Bob Dylan masuk nominasi penghargaan tertinggi Prancis

  • 4 Juni 2013
Bob Dylan
Nama Bob Dylan diajukan oleh Menteri Kebudayaan Aurelie Filippetti.

Penyanyi veteran asal Amerika Serikat, Bob Dylan, dinominasikan menerima penghargaan tertinggi Prancis Legion d'Honneur, seperti yang diberikan kepada Sir Paul McCartney.

Pencalonan nama penyanyi itu sempat dihadang bulan lalu ketika pimpinan Legion d'Honneur, Jean-Louis Georgelin, memblokir pencalonan Dylan.

Georgelin dilaporkan keberatan karena Dylan, 72, mengkonsumsi kanabis dan karena politik antiperang yang dilantungkan penyanyi AS itu.

Media Prancis melaporkan nominasi Dylan pada awalnya ditolak karena ia menentang perang di Vietnam, bekas koloni Prancis.

Nama Bob Dylan diajukan oleh Menteri Kebudayaan Prancis Aurelie Filipetti dan kemudian disetujui oleh dewan penyelenggara penghargaan yang beranggotakan 17 orang.

Ikon antiperang

Sir Paul McCartney menerima penghargaan tertinggi Prancis untuk umum pada 2012.

Jean-Louis Georgelin mengatakan meskipun semula panel menolak, Dylan adalah seorang "artis yang luar biasa".

Namun Georgelin tidak secara rinci menjelaskan alasan penolakan nominasi pada awalnya kecuali menyebutkan adanya "kontroversi" masa lalu.

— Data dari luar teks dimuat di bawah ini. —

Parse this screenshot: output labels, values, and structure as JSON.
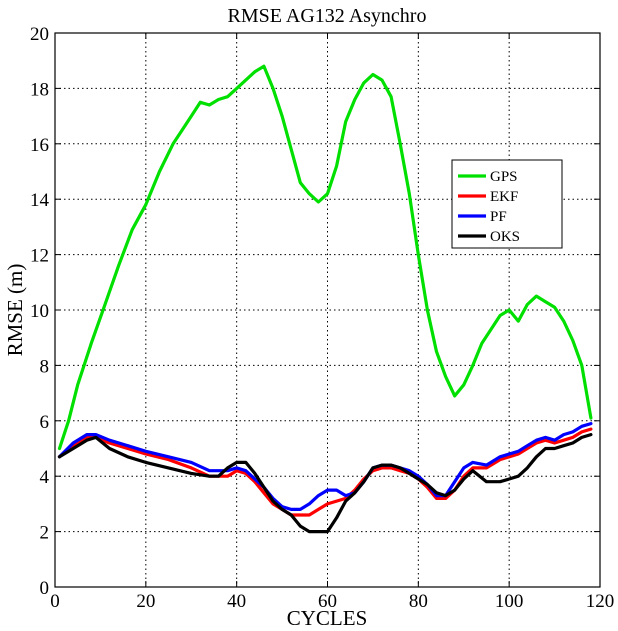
{
  "chart_data": {
    "type": "line",
    "title": "RMSE AG132 Asynchro",
    "xlabel": "CYCLES",
    "ylabel": "RMSE (m)",
    "xlim": [
      0,
      120
    ],
    "ylim": [
      0,
      20
    ],
    "xticks": [
      0,
      20,
      40,
      60,
      80,
      100,
      120
    ],
    "yticks": [
      0,
      2,
      4,
      6,
      8,
      10,
      12,
      14,
      16,
      18,
      20
    ],
    "grid": true,
    "legend_position": "right",
    "series": [
      {
        "name": "GPS",
        "color": "#00e000",
        "x": [
          1,
          3,
          5,
          8,
          11,
          14,
          17,
          20,
          23,
          26,
          28,
          30,
          32,
          34,
          36,
          38,
          40,
          42,
          44,
          46,
          48,
          50,
          52,
          54,
          56,
          58,
          60,
          62,
          64,
          66,
          68,
          70,
          72,
          74,
          76,
          78,
          80,
          82,
          84,
          86,
          88,
          90,
          92,
          94,
          96,
          98,
          100,
          102,
          104,
          106,
          108,
          110,
          112,
          114,
          116,
          118
        ],
        "y": [
          5.0,
          6.0,
          7.3,
          8.8,
          10.2,
          11.6,
          12.9,
          13.8,
          15.0,
          16.0,
          16.5,
          17.0,
          17.5,
          17.4,
          17.6,
          17.7,
          18.0,
          18.3,
          18.6,
          18.8,
          18.0,
          17.0,
          15.8,
          14.6,
          14.2,
          13.9,
          14.2,
          15.2,
          16.8,
          17.6,
          18.2,
          18.5,
          18.3,
          17.7,
          16.0,
          14.2,
          12.0,
          10.0,
          8.5,
          7.6,
          6.9,
          7.3,
          8.0,
          8.8,
          9.3,
          9.8,
          10.0,
          9.6,
          10.2,
          10.5,
          10.3,
          10.1,
          9.6,
          8.9,
          8.0,
          6.1
        ]
      },
      {
        "name": "EKF",
        "color": "#ff0000",
        "x": [
          1,
          4,
          7,
          9,
          12,
          16,
          20,
          25,
          30,
          34,
          38,
          40,
          42,
          44,
          46,
          48,
          50,
          52,
          54,
          56,
          58,
          60,
          62,
          64,
          66,
          68,
          70,
          72,
          74,
          76,
          78,
          80,
          82,
          84,
          86,
          88,
          90,
          92,
          95,
          98,
          100,
          102,
          104,
          106,
          108,
          110,
          112,
          114,
          116,
          118
        ],
        "y": [
          4.7,
          5.1,
          5.4,
          5.4,
          5.2,
          5.0,
          4.8,
          4.6,
          4.3,
          4.0,
          4.0,
          4.2,
          4.1,
          3.8,
          3.4,
          3.0,
          2.8,
          2.6,
          2.6,
          2.6,
          2.8,
          3.0,
          3.1,
          3.2,
          3.5,
          3.9,
          4.2,
          4.3,
          4.3,
          4.2,
          4.1,
          3.9,
          3.6,
          3.2,
          3.2,
          3.5,
          4.0,
          4.3,
          4.3,
          4.6,
          4.7,
          4.8,
          5.0,
          5.2,
          5.3,
          5.2,
          5.3,
          5.4,
          5.6,
          5.7
        ]
      },
      {
        "name": "PF",
        "color": "#0000ff",
        "x": [
          1,
          4,
          7,
          9,
          12,
          16,
          20,
          25,
          30,
          34,
          38,
          40,
          42,
          44,
          46,
          48,
          50,
          52,
          54,
          56,
          58,
          60,
          62,
          64,
          66,
          68,
          70,
          72,
          74,
          76,
          78,
          80,
          82,
          84,
          86,
          88,
          90,
          92,
          95,
          98,
          100,
          102,
          104,
          106,
          108,
          110,
          112,
          114,
          116,
          118
        ],
        "y": [
          4.7,
          5.2,
          5.5,
          5.5,
          5.3,
          5.1,
          4.9,
          4.7,
          4.5,
          4.2,
          4.2,
          4.3,
          4.2,
          3.9,
          3.6,
          3.2,
          2.9,
          2.8,
          2.8,
          3.0,
          3.3,
          3.5,
          3.5,
          3.3,
          3.4,
          3.8,
          4.3,
          4.4,
          4.4,
          4.3,
          4.2,
          4.0,
          3.7,
          3.3,
          3.3,
          3.8,
          4.3,
          4.5,
          4.4,
          4.7,
          4.8,
          4.9,
          5.1,
          5.3,
          5.4,
          5.3,
          5.5,
          5.6,
          5.8,
          5.9
        ]
      },
      {
        "name": "OKS",
        "color": "#000000",
        "x": [
          1,
          4,
          7,
          9,
          12,
          16,
          20,
          25,
          30,
          34,
          36,
          38,
          40,
          42,
          44,
          46,
          48,
          50,
          52,
          54,
          56,
          58,
          60,
          62,
          64,
          66,
          68,
          70,
          72,
          74,
          76,
          78,
          80,
          82,
          84,
          86,
          88,
          90,
          92,
          95,
          98,
          100,
          102,
          104,
          106,
          108,
          110,
          112,
          114,
          116,
          118
        ],
        "y": [
          4.7,
          5.0,
          5.3,
          5.4,
          5.0,
          4.7,
          4.5,
          4.3,
          4.1,
          4.0,
          4.0,
          4.3,
          4.5,
          4.5,
          4.1,
          3.6,
          3.1,
          2.8,
          2.6,
          2.2,
          2.0,
          2.0,
          2.0,
          2.5,
          3.1,
          3.4,
          3.8,
          4.3,
          4.4,
          4.4,
          4.3,
          4.1,
          3.9,
          3.7,
          3.4,
          3.3,
          3.5,
          3.9,
          4.2,
          3.8,
          3.8,
          3.9,
          4.0,
          4.3,
          4.7,
          5.0,
          5.0,
          5.1,
          5.2,
          5.4,
          5.5
        ]
      }
    ]
  }
}
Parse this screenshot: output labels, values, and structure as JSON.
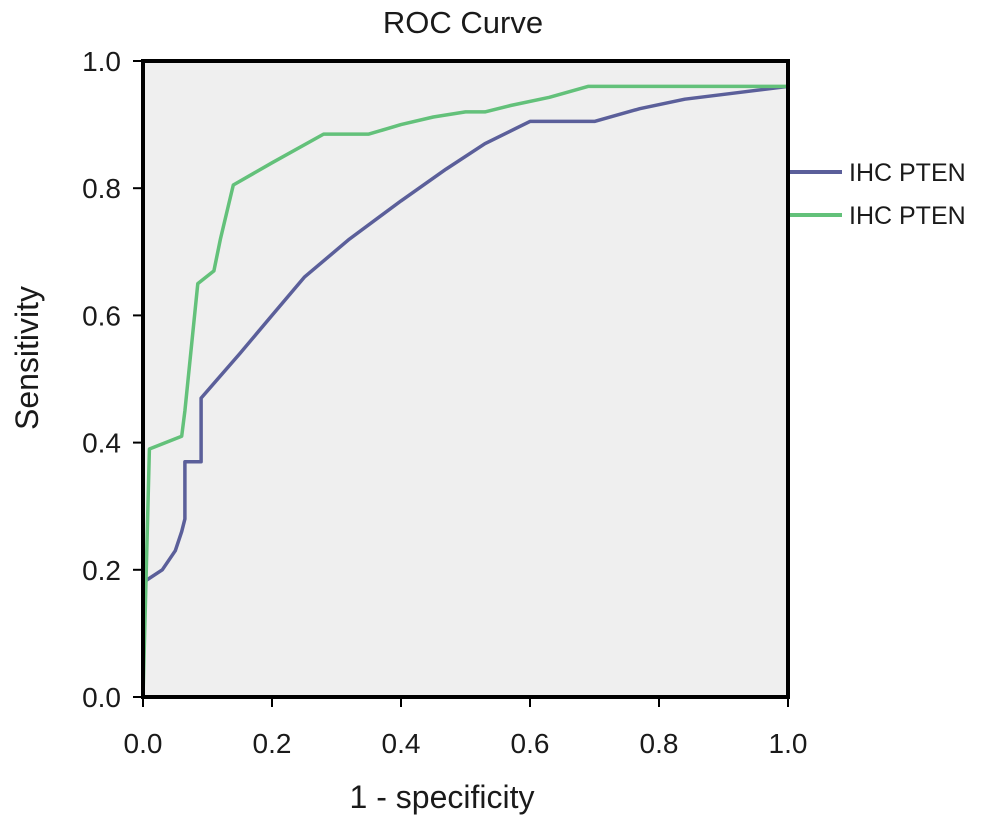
{
  "chart_data": {
    "type": "line",
    "title": "ROC Curve",
    "xlabel": "1 - specificity",
    "ylabel": "Sensitivity",
    "xlim": [
      0,
      1.0
    ],
    "ylim": [
      0,
      1.0
    ],
    "x_ticks": [
      0.0,
      0.2,
      0.4,
      0.6,
      0.8,
      1.0
    ],
    "y_ticks": [
      0.0,
      0.2,
      0.4,
      0.6,
      0.8,
      1.0
    ],
    "x_tick_labels": [
      "0.0",
      "0.2",
      "0.4",
      "0.6",
      "0.8",
      "1.0"
    ],
    "y_tick_labels": [
      "0.0",
      "0.2",
      "0.4",
      "0.6",
      "0.8",
      "1.0"
    ],
    "grid": false,
    "legend_position": "right",
    "plot_background": "#efefef",
    "series": [
      {
        "name": "IHC PTEN",
        "color": "#5b5f9a",
        "points": [
          [
            0.0,
            0.0
          ],
          [
            0.0,
            0.18
          ],
          [
            0.03,
            0.2
          ],
          [
            0.05,
            0.23
          ],
          [
            0.06,
            0.26
          ],
          [
            0.065,
            0.28
          ],
          [
            0.065,
            0.37
          ],
          [
            0.09,
            0.37
          ],
          [
            0.09,
            0.47
          ],
          [
            0.15,
            0.54
          ],
          [
            0.2,
            0.6
          ],
          [
            0.25,
            0.66
          ],
          [
            0.32,
            0.72
          ],
          [
            0.4,
            0.78
          ],
          [
            0.47,
            0.83
          ],
          [
            0.53,
            0.87
          ],
          [
            0.6,
            0.905
          ],
          [
            0.7,
            0.905
          ],
          [
            0.77,
            0.925
          ],
          [
            0.84,
            0.94
          ],
          [
            0.92,
            0.95
          ],
          [
            1.0,
            0.96
          ]
        ]
      },
      {
        "name": "IHC PTEN",
        "color": "#63c17a",
        "points": [
          [
            0.0,
            0.0
          ],
          [
            0.01,
            0.39
          ],
          [
            0.06,
            0.41
          ],
          [
            0.065,
            0.45
          ],
          [
            0.085,
            0.65
          ],
          [
            0.11,
            0.67
          ],
          [
            0.12,
            0.72
          ],
          [
            0.14,
            0.805
          ],
          [
            0.2,
            0.84
          ],
          [
            0.28,
            0.885
          ],
          [
            0.35,
            0.885
          ],
          [
            0.4,
            0.9
          ],
          [
            0.45,
            0.912
          ],
          [
            0.5,
            0.92
          ],
          [
            0.53,
            0.92
          ],
          [
            0.57,
            0.93
          ],
          [
            0.63,
            0.943
          ],
          [
            0.69,
            0.96
          ],
          [
            0.75,
            0.96
          ],
          [
            0.85,
            0.96
          ],
          [
            1.0,
            0.96
          ]
        ]
      }
    ]
  }
}
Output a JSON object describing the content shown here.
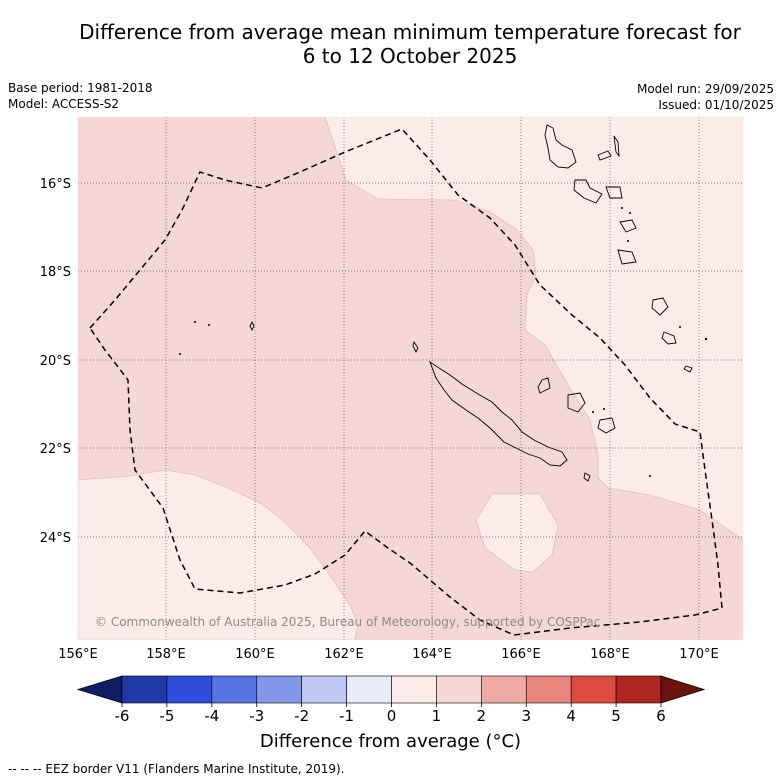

Nama penyanyi dan penggubah lagu Dylan ini meroket pada tahun 1960-an sebagai ikon antiperang dan gerakan hak-hak sipil, antara lain lewat lagunya The Times They Are a-Changin' dan Like a Rolling Stone.

Pada Mei 2012 Bob Dylan dianugerahi tanda kehormatan tertinggi di Amerika Serikat, Presidential Medal of Freedom.

Di antara penerima Legion d'Honneur adalah Bono dari U2, artis Louise Bourgeois dan Sir Paul McCartney.